We took aside these inhibition systems (i.e. looked at neurological patients with damage to the areas that they reside in) in order to say “let’s look at what’s really going on.” But whilst this approach can tell us useful things, we need to put it all back together again: what makes us human isn’t just what lies beneath our inhibition systems, but is the fact that we inhibit at all, in such a sophisticated and complex manner. This is what renders the quote from Pinker so empty: the inhibition system itself is a product of design.
Anyone doubting that treating other people as more than instruments is founded in the brain would do well to look into developments in the study of self–other mapping. This has provided stronger and stronger evidence that these relationships are hardwired into us, strikingly with the discovery of mirror neurons that fire in the same way for events that occur to you or to those you observe (Gallese and Goldman 1998). Many argue that empathy is an outcome of these representations (see e.g. Frith and Frith 1999). And recent research demonstrates appreciating someone else’s pain activates many of the same areas as experiencing it (Jackson, Meltzoff, & Decety 2004): good evidence for a VIM-like mechanism, and certainly a rebuttal to those who think our withdrawal from violence is unnatural.
By making psychopaths into poster-boys for innate violence, we risk ignoring crucial aspects of their behaviour. The patients investigated by Blair and Cipolotti were reported as socially inappropriate in a variety of ways, and recent imaging work suggests that the areas crucial for regulating and preventing aggression also keep us within the bounds of socially acceptable behaviour (Berthoz, Armony, Blair, & Dolan, 2002). Rehabilitation would require addressing that big picture.
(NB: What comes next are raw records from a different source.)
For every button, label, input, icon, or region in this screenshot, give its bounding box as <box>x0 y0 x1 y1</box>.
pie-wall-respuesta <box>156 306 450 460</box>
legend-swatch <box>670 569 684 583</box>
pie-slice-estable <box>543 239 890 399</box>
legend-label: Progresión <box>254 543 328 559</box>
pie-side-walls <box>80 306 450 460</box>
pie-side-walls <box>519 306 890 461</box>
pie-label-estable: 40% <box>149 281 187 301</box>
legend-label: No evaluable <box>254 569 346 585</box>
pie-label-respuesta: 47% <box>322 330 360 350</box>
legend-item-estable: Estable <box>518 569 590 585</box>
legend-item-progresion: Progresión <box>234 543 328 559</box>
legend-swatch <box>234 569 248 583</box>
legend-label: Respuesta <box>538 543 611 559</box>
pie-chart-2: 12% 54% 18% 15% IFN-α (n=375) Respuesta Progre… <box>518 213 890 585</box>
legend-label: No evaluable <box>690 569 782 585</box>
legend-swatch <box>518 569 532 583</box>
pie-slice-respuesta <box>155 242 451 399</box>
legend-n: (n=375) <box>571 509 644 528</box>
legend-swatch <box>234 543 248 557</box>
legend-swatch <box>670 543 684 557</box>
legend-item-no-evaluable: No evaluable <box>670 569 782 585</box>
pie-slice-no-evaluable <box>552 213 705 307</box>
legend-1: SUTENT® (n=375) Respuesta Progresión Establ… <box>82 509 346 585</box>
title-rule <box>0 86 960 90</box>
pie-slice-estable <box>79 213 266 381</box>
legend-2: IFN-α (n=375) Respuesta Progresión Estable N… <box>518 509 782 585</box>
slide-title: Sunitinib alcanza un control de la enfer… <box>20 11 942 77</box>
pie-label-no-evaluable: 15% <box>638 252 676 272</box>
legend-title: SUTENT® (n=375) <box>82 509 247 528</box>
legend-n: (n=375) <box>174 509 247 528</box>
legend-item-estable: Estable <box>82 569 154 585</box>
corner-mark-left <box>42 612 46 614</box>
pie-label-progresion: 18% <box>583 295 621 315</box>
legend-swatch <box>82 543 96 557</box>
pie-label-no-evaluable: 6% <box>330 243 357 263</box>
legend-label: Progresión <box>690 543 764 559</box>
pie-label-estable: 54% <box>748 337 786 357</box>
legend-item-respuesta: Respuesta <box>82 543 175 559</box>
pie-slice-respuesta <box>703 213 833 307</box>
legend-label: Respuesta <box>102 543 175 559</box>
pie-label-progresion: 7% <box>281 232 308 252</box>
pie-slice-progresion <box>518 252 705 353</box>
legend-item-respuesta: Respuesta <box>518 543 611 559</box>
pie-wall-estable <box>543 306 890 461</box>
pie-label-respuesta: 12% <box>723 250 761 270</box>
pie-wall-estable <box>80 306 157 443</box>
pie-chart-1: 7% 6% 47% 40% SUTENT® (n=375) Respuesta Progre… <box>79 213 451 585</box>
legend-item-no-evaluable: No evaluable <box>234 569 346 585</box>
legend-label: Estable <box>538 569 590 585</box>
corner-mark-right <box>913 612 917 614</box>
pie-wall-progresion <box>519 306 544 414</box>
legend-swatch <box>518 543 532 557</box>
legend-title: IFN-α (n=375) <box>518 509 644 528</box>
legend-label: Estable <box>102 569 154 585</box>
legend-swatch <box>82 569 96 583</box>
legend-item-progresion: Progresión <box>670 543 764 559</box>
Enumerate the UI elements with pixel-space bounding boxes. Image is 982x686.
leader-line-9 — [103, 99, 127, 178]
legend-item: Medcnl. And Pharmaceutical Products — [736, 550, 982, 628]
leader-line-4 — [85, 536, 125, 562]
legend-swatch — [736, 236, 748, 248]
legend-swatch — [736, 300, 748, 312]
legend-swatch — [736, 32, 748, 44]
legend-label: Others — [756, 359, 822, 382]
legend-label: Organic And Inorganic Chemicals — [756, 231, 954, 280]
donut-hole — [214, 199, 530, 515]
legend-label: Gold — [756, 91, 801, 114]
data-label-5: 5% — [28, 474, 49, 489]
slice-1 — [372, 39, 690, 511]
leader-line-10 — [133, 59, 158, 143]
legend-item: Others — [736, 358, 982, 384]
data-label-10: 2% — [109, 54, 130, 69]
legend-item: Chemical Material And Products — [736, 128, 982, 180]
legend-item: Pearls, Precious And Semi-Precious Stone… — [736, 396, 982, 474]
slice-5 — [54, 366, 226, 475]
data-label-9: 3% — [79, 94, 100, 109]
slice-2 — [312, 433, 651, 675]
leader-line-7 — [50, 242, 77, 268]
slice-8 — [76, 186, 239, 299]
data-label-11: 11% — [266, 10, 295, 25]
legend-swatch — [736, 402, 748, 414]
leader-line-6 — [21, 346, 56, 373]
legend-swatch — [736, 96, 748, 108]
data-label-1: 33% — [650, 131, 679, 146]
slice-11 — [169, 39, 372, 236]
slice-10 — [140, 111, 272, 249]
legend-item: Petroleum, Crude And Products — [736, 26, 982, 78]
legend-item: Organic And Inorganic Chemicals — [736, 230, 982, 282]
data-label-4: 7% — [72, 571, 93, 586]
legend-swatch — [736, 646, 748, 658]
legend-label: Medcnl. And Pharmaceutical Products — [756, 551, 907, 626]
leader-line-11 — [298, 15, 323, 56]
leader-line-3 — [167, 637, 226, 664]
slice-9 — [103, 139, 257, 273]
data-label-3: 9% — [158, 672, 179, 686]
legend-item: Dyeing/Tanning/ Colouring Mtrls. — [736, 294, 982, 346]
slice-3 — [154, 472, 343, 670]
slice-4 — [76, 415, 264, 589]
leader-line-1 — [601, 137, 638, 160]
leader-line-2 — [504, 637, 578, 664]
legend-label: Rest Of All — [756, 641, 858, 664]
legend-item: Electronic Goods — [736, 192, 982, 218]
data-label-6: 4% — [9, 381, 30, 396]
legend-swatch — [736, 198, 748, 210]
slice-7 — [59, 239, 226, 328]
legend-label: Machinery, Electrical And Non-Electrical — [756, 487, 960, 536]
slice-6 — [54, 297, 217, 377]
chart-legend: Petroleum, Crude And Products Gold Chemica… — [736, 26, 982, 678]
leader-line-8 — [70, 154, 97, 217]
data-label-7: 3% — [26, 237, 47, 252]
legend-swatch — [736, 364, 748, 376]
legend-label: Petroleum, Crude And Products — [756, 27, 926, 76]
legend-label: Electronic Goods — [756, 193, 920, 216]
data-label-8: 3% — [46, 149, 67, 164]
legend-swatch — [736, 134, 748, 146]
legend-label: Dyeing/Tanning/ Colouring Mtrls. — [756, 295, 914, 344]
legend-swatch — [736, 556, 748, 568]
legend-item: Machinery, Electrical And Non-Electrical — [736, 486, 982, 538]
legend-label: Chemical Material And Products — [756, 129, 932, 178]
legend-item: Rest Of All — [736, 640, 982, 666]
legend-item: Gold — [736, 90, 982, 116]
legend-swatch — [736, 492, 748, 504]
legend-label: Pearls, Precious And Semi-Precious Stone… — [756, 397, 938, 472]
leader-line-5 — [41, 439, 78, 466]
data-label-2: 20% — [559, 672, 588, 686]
Designed for violence? Really, the strongest conclusion that this work can give is that we sometimes are violent when it’s in our interests. We are not innately disposed to violence, or even indifferent to violence, we are neurologically bound away from violence. This understanding gives us a solid basis for treatment, and an honest beginning from which to address the continuing problem of violence in society.
References
Berthoz, S., Armony, J.L., Blair, R.J.R., & Dolan, R.J. (2002). An fMRI study of intentional and unintentional (embarrassing) violations of social norms. 125, 1696-1708
Blair, R.J.R. & Cipolotti, L. (2000). Impaired social response reversal: A case of ‘acquired sociopathy’. Brain, 123, 1122-1141
Cohen, D., Nisbett, R.E., Bowdle, B.F., & Schwarz, N. (1996). Insult, aggression, and the Southern culture of honor: an “experimental ethnography.” Journal of Personality and Social Psychology, 70, 945 60
Frith, Chris D., & Frith, Uta Interacting Minds–A Biological Basis Science 1999 286: 1692-1695
Gallese, V., & Goldman, A. Mirror neurons and the stimulation theory of mind-reading. Trends Cogn. Sci. 2: 493-501, 1998.
Jackson, P.L., Meltzoff A., & Decety, J. (2004). How do we perceive the pain of others? A window into the neural processes involved in empathy. NeuroImage, 24, 771-779.
Lorenz, K. (1966). On aggression. New York, NY: Harcourt Brace and World.
Pinker, S (2002). The Blank Slate: The Modern Denial of Human Nature, Viking Press.